- Born: December 1, 1882 San Antonio, Texas, United States
- Died: November 15, 1947 Los Angeles, California, United States
- Occupations: Antiquarian Bookseller Press publisher
- Children: Glen Dawson

= Ernest Dawson =

American bookseller, publisher and mountain climber (1882–1947)

Ernest Dawson (1 December 1882 – 15 November 1947) was an American antiquarian bookseller, small press publisher, mountain climber, and Sierra Club president.

Ernest Dawson, born in Texas, moved in 1885 with his parents and siblings to San Luis Obispo, California.
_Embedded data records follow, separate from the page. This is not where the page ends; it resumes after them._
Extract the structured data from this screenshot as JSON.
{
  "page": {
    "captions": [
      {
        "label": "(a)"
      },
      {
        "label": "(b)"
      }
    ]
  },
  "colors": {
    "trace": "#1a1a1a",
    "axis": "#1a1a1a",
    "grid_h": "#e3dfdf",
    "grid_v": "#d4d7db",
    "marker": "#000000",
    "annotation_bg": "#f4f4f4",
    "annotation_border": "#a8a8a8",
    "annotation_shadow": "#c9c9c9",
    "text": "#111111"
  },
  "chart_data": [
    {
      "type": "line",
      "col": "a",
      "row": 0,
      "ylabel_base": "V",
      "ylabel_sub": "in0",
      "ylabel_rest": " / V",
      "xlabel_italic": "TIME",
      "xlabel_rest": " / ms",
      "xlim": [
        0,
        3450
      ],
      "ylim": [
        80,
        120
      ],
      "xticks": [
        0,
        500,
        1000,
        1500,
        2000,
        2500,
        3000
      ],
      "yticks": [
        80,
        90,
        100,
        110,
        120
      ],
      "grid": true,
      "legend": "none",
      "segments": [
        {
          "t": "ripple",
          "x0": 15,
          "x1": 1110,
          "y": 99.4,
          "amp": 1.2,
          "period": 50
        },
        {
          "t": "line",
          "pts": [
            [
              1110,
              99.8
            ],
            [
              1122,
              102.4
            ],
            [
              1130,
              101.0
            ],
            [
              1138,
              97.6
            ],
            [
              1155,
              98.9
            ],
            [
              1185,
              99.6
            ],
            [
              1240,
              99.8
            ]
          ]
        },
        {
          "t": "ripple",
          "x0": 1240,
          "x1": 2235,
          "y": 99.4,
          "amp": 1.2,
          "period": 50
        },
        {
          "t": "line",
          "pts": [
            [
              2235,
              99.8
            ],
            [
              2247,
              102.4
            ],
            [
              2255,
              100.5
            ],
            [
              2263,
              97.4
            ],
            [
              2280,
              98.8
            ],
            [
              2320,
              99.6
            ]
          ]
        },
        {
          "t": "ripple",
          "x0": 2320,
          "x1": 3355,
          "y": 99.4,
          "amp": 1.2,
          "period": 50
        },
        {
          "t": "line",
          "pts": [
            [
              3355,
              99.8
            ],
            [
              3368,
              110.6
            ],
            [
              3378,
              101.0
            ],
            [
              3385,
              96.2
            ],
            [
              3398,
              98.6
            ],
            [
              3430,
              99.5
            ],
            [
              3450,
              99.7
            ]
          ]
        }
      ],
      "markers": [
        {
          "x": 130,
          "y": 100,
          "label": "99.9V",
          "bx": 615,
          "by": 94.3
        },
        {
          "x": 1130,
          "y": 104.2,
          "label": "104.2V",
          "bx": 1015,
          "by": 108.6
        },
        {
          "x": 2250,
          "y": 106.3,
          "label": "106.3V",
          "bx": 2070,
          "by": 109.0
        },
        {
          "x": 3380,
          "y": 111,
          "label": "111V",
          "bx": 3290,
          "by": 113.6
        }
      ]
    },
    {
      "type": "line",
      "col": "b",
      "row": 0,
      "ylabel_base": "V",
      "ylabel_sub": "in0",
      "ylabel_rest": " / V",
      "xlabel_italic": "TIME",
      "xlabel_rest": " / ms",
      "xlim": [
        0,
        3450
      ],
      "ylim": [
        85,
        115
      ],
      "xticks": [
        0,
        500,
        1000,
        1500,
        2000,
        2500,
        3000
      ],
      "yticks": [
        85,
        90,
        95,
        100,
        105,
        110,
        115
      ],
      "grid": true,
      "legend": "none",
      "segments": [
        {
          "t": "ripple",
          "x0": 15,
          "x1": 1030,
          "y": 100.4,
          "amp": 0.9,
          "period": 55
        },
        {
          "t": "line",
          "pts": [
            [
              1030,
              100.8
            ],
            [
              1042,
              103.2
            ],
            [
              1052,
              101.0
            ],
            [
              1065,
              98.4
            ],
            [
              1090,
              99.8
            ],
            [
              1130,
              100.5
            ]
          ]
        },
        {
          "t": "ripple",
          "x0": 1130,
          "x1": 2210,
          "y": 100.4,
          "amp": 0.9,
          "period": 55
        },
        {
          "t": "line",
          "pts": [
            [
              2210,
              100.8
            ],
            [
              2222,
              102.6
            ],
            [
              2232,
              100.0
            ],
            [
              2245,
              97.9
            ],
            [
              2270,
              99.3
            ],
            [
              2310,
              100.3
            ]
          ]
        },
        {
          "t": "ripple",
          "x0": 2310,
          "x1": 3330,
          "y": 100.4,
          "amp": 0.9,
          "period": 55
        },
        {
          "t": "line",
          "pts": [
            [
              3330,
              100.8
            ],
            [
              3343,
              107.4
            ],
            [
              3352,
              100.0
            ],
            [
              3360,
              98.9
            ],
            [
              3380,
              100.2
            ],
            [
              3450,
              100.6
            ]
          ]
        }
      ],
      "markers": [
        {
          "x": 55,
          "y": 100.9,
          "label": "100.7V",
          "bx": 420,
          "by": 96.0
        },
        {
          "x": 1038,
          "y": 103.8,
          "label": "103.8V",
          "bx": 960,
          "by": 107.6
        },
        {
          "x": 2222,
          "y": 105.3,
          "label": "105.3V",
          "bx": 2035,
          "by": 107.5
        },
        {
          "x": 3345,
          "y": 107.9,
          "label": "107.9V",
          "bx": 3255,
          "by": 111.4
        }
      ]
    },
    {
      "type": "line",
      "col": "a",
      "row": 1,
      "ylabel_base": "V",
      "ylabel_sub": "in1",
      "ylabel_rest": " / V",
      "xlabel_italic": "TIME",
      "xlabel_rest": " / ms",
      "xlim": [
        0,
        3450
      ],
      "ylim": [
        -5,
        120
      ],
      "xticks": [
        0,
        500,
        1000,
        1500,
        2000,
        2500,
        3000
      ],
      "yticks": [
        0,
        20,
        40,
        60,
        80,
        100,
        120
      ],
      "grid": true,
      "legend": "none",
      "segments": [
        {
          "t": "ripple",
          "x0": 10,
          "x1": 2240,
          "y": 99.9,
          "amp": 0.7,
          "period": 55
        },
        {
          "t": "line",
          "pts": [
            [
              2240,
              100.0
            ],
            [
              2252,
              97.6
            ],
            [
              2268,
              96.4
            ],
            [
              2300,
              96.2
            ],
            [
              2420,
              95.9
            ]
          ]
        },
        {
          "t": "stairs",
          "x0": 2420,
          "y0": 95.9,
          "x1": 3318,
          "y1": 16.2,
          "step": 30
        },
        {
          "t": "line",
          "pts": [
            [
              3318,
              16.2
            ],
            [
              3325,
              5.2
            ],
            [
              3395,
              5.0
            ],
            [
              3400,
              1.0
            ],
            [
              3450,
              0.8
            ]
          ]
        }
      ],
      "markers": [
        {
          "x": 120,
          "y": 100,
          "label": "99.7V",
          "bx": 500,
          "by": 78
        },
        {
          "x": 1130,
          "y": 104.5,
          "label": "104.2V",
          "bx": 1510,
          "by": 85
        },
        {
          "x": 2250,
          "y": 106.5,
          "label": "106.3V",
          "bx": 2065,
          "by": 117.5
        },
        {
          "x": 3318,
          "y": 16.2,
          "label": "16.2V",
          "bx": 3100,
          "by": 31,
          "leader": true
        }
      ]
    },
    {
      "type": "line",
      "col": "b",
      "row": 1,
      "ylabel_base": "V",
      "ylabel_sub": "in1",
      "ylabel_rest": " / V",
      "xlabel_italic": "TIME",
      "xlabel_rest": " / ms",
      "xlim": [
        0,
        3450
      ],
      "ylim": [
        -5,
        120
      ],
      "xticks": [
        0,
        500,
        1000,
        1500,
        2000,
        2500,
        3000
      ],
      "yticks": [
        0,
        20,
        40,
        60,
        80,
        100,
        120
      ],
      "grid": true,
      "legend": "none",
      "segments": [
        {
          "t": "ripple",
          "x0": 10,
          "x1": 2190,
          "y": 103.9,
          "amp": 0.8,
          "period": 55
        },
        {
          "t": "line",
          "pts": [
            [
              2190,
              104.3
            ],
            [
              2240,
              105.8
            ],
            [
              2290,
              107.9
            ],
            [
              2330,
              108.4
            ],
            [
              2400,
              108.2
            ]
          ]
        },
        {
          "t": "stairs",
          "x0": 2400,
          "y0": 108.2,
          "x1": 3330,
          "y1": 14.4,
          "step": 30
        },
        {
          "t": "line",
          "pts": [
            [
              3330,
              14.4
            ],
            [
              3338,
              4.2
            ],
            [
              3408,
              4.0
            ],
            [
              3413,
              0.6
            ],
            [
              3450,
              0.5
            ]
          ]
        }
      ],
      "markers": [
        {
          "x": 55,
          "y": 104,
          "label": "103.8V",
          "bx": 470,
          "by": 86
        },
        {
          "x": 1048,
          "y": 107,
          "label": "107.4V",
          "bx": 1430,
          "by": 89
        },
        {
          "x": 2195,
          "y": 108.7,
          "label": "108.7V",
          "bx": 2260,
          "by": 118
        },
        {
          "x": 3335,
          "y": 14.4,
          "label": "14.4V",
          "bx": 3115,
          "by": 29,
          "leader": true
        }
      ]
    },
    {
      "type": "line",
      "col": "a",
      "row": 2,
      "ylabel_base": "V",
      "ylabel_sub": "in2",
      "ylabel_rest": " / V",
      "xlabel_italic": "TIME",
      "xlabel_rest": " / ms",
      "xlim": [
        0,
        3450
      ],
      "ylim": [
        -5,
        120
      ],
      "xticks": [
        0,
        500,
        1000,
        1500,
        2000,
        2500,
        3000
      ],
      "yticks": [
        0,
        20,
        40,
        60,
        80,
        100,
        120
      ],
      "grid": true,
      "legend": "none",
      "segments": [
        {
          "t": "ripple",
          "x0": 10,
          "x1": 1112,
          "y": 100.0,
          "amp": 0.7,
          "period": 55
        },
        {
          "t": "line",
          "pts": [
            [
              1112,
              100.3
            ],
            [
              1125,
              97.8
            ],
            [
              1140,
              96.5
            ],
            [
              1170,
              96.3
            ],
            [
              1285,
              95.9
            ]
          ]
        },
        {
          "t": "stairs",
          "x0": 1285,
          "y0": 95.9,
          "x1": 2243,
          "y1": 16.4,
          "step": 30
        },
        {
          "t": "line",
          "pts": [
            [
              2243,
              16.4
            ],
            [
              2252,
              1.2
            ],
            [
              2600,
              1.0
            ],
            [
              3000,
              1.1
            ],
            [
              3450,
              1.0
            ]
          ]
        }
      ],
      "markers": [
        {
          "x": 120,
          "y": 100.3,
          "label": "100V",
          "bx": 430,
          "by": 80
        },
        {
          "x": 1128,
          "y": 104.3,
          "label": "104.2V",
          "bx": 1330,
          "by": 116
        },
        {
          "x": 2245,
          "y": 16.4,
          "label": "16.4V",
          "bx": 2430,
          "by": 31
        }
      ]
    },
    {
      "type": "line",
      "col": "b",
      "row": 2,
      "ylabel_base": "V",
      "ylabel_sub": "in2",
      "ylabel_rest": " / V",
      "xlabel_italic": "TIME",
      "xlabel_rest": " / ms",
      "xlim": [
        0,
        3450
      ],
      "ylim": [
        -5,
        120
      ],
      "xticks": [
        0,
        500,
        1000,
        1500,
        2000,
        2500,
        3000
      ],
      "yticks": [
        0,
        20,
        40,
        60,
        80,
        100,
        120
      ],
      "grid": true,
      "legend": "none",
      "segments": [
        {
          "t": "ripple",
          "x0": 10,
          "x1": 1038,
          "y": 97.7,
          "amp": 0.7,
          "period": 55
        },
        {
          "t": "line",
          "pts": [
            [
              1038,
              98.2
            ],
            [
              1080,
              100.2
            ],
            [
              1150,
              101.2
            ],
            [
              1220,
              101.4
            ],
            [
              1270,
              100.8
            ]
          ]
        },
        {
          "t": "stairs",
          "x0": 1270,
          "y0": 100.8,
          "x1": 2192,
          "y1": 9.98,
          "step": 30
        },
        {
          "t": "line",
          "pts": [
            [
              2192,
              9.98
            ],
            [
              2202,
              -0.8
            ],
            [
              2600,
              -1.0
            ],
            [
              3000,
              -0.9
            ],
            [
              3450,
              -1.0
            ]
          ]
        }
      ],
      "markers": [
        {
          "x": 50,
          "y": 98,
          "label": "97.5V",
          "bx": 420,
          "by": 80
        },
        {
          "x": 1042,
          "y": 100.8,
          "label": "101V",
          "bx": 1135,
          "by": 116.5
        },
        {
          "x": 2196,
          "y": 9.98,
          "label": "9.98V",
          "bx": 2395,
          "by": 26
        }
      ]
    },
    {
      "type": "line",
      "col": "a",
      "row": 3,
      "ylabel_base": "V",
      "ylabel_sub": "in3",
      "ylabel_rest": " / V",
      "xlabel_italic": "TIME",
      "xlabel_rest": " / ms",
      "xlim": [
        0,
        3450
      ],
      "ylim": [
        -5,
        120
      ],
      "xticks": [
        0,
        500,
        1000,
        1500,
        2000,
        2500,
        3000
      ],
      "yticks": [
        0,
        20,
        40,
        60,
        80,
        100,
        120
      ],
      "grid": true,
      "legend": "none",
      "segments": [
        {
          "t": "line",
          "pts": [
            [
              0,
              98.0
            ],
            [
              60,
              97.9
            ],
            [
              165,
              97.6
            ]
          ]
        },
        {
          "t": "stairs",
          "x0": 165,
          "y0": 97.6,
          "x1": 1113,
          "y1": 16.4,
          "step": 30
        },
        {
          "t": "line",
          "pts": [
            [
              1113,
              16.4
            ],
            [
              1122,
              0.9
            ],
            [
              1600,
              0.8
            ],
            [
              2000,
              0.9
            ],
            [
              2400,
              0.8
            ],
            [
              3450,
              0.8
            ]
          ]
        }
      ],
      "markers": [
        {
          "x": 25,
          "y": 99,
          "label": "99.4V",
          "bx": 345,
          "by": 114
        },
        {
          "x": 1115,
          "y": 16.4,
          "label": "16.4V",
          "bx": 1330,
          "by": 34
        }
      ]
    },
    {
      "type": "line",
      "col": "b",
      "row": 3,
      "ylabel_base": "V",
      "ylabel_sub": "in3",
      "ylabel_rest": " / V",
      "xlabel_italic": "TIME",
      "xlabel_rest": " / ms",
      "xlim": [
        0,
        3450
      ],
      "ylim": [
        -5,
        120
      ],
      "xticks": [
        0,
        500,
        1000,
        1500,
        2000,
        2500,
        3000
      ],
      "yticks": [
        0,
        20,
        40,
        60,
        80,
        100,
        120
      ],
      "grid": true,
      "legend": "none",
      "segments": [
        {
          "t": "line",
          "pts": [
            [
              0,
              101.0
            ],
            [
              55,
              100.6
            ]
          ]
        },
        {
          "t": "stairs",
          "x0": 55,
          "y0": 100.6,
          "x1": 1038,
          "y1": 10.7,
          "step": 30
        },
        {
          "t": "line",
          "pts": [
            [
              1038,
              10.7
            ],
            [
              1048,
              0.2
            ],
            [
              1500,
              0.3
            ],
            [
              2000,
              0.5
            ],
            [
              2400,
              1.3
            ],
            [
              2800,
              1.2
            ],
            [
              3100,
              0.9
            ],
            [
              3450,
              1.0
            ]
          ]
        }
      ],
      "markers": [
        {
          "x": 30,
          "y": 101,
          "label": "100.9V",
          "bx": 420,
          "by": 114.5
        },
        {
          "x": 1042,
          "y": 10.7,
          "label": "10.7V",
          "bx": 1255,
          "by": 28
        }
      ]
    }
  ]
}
When Ernest Dawson arrived in Los Angeles from San Luis Obispo (he had worked at J.A. Goodrich’s bookstore there) in 1897, he found that the city supported both bookstores specializing in new books and relatively well-stocked second-hand bookshops downtown in a district centered roughly at Broadway and Second Street. ... Henry Ward, a dealer in second-hand paper-covered novels and dime thrillers who had arrived from London in 1891 and settled in Los Angeles in 1894, was a great hand at “ticketing” books and may have been the first bookseller in Los Angeles to install a rental library on his premises. Ward provided Ernest Dawson with his first job in 1897, and Dawson learned many of the merchandising methods he used from Ward.

In 1905 he founded Dawson's Book Shop, a bookstore located at 713 South Broadway in Los Angeles. In 1909 he married Sadie Alena Roberts (1883–1967). In 1912, Dawson's Book Shop published a catalogue (No. 15) with 211 titles. He sold the business in 1912 but repurchased it in 1917. In 1922 he moved the store to 627 South Grand Avenue in Los Angeles. In the 1930s his sons Glen (1912–2016) and Muir (1921–2005) began helping in the business. In the early 1940s the Press for Dawson's Book Shop published print runs of several books. When he died in 1947, his sons Glen and Muir took over the business.

Ernest Dawson was an active climber and expedition leader in the Sierra Nevada and in southern California. He was a Sierra Club director from 1922 to 1925 and from 1926 to 1937 (and also president from 1935 to 1937). In 1928 he and his 15-year-old son Glen, accompanied by two guides, climbed the Matterhorn.